In a thorough defense of the LVS bulls, Credit Suisse analyst Benjamin Chaiken writes of the stock: “LVS has held up nicely YTD and we think it should continue to outperform. The balance sheet is in excellent shape, Singapore is accelerating, Macau can’t get any worse (casinos closed), and the Singapore rebound—which came much faster than we anticipated—may shed some light on what a potential Macau recovery might be entail (perhaps). We believe the stock should have strong support at around $30 since you are embedding zero Macau value at that price.
Unsurprisingly, Chaiken rates the LVS shares as Outperform (or Buy), and his $59 12-month target price implies a gain of 56% is in store.
The majority is undoubtedly bullish based on the split of analyst ratings. Out of 9 recent evaluations, 8 have resulted in Buys, with only one Sell. Overall, this results in the consensus rating of Strong Buy for LVS shares. The average price objective of $47.78 represents a 26% one-year gain for the company, which is currently trading at $37.72. (View TipRanks’ LVS stock forecast.)
Inc. Salesforce (CRM)
We’ll shift to the tech and marketing sectors for the next stock, where Salesforce has long been a market leader. The company’s major offering, Customer Relationship Management (CRM) software packages, is whence it derives its ticker, CRM. These are provided as cloud-based services using the well-liked SaaS subscription model. Enterprise customers of Salesforce utilize the solutions to manage and address front-end marketing problems.
Salesforce will announce its fiscal year 2023 Q2 numbers later this month, but we can look back to the company’s fiscal first quarter and recent patterns to get a sense of where it is right now.

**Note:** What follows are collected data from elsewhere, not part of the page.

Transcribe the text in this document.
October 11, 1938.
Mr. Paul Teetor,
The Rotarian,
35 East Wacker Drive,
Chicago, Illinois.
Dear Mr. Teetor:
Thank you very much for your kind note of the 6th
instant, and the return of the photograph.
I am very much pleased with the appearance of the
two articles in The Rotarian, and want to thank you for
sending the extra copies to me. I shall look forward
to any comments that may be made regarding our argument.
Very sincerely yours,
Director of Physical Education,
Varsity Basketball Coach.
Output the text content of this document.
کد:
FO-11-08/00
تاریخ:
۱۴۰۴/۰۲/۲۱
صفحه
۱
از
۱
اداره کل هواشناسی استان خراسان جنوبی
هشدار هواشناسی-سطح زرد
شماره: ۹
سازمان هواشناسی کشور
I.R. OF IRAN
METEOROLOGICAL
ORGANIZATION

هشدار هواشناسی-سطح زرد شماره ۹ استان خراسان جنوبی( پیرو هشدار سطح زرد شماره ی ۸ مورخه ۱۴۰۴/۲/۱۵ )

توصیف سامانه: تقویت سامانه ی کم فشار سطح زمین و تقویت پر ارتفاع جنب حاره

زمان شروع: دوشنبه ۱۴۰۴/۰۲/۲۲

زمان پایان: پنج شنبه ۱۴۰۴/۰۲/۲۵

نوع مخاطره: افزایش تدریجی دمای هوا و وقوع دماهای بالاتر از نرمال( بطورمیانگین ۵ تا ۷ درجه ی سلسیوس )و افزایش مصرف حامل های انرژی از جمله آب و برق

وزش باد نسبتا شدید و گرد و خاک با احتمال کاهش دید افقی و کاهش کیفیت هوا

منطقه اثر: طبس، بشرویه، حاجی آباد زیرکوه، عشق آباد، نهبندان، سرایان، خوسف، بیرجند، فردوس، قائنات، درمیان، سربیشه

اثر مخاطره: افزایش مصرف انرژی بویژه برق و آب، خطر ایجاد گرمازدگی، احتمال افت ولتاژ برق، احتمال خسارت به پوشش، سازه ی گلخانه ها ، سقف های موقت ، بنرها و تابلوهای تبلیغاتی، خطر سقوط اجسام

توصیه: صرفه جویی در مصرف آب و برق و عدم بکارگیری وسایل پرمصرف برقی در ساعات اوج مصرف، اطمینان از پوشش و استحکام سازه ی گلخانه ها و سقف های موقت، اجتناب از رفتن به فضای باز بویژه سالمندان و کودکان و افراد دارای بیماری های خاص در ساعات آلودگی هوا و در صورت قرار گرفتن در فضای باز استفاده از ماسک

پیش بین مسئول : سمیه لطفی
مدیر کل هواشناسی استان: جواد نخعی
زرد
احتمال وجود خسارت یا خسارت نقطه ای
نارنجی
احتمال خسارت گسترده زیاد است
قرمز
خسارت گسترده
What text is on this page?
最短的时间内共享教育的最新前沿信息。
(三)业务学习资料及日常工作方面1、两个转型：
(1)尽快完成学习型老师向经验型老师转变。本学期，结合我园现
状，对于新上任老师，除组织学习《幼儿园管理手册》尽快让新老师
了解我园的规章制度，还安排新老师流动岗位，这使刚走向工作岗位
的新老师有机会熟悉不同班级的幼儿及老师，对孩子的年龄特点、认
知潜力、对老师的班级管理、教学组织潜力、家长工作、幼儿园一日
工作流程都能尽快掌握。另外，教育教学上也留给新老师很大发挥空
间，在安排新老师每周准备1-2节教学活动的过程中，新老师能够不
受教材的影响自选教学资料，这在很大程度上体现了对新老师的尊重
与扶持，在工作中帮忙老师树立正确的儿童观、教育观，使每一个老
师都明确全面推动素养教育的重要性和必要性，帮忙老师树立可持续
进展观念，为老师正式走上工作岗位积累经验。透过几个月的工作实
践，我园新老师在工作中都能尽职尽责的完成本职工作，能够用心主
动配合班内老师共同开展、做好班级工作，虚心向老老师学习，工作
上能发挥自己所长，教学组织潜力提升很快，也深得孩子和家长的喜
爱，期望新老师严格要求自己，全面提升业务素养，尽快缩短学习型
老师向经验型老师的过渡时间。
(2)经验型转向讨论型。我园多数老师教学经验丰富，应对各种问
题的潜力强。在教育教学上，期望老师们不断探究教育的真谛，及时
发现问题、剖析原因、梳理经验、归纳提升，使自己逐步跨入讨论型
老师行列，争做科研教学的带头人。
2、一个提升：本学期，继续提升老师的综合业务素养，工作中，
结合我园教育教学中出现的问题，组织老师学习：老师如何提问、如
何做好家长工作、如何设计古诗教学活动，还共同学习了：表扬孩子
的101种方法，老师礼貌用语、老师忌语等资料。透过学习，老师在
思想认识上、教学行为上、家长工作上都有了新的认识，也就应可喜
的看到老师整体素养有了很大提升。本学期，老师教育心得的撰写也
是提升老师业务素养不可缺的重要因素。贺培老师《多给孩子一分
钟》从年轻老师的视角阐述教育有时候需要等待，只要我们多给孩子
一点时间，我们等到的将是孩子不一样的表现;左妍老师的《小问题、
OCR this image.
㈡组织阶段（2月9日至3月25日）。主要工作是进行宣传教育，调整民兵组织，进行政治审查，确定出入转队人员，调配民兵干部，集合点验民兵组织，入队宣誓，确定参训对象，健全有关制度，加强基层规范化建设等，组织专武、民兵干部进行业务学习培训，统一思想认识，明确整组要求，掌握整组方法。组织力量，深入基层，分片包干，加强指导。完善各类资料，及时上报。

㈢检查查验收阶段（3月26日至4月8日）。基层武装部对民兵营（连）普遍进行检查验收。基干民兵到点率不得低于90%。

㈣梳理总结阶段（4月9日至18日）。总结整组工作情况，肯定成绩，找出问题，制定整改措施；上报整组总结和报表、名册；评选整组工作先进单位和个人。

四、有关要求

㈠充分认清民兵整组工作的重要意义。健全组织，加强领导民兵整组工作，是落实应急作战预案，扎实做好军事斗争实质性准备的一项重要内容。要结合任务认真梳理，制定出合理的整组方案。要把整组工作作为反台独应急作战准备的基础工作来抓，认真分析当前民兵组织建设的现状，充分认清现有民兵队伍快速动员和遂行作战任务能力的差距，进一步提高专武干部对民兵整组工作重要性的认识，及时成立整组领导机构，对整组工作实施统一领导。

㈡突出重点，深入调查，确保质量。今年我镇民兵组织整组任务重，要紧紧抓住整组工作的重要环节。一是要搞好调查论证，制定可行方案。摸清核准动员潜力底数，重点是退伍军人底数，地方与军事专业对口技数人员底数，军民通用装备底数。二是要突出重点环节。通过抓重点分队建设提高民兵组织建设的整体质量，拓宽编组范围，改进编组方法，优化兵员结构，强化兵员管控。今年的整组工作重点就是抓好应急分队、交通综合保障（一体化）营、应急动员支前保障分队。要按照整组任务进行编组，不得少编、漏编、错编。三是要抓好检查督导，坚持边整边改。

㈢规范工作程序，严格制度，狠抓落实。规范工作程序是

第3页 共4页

Salesforce’s fiscal 1Q23 saw a $7.41 billion top line, up 24% from the same quarter last year and the company’s highest revenue performance in the previous two years. Additionally, the company’s operating cash flow for the quarter increased significantly year over year by 14% to reach $3.68 billion.
Negatively, the company’s reported non-GAAP diluted EPS decreased from the $1.21 recorded a year earlier to 98 cents per share.
We should be aware that Salesforce has predicted sales for fiscal 2Q23 of $7.69 billion to $7.70 billion, or a 20% rise over last year. Salesforce is projecting a top line for the entire fiscal year 2023 between $31.7 billion and $31.8 billion. This would result in an increase in revenue of 20% year over year.
Soros previously owned stock in this company; in the most recent quarter, he increased his holdings by 138%. His initial investment in CRM was made in 1Q21, and his most recent purchase increased his holdings by 364,209 shares. As of right now, Soros owns 627,509 Salesforce shares valued at about $115,24 million.
This tech stock is receiving support from other investors than Soros. Salesforce is “the most appealing risk/reward in software,” according to Morgan Stanley’s 5-star analyst Keith Weiss. He continues, “We anticipate that Salesforce will have longer-lasting demand growth due to its unique exposure to the broadest of Digital Transformation activities focused on enhancing automation and efficiencies. Additionally, partners have reported early indications of potential budget consolidation in the IT sector, a development that benefits Salesforce from the depth of its platform. We think that a downturn in the industry, whether it be macroeconomic or organic, is already more than priced in at the moment.
In accordance with these remarks, Weiss grades CRM stock as Overweight (Buy), and his $273 price estimate suggests a 49% increase in value over the following year. (To view Weiss’s résumé, go here.)
With a $182 billion market cap, Salesforce is a sizable organization that has drawn a lot of Wall Street attention. 32 analyst opinions have been submitted for this stock, and the consensus recommendation is a strong buy with 27 buys, 4 holds, and 1 sell. With an average price objective of $240.70 and a current price of $183.33, the stock is expected to rise by 31% over the course of the next year.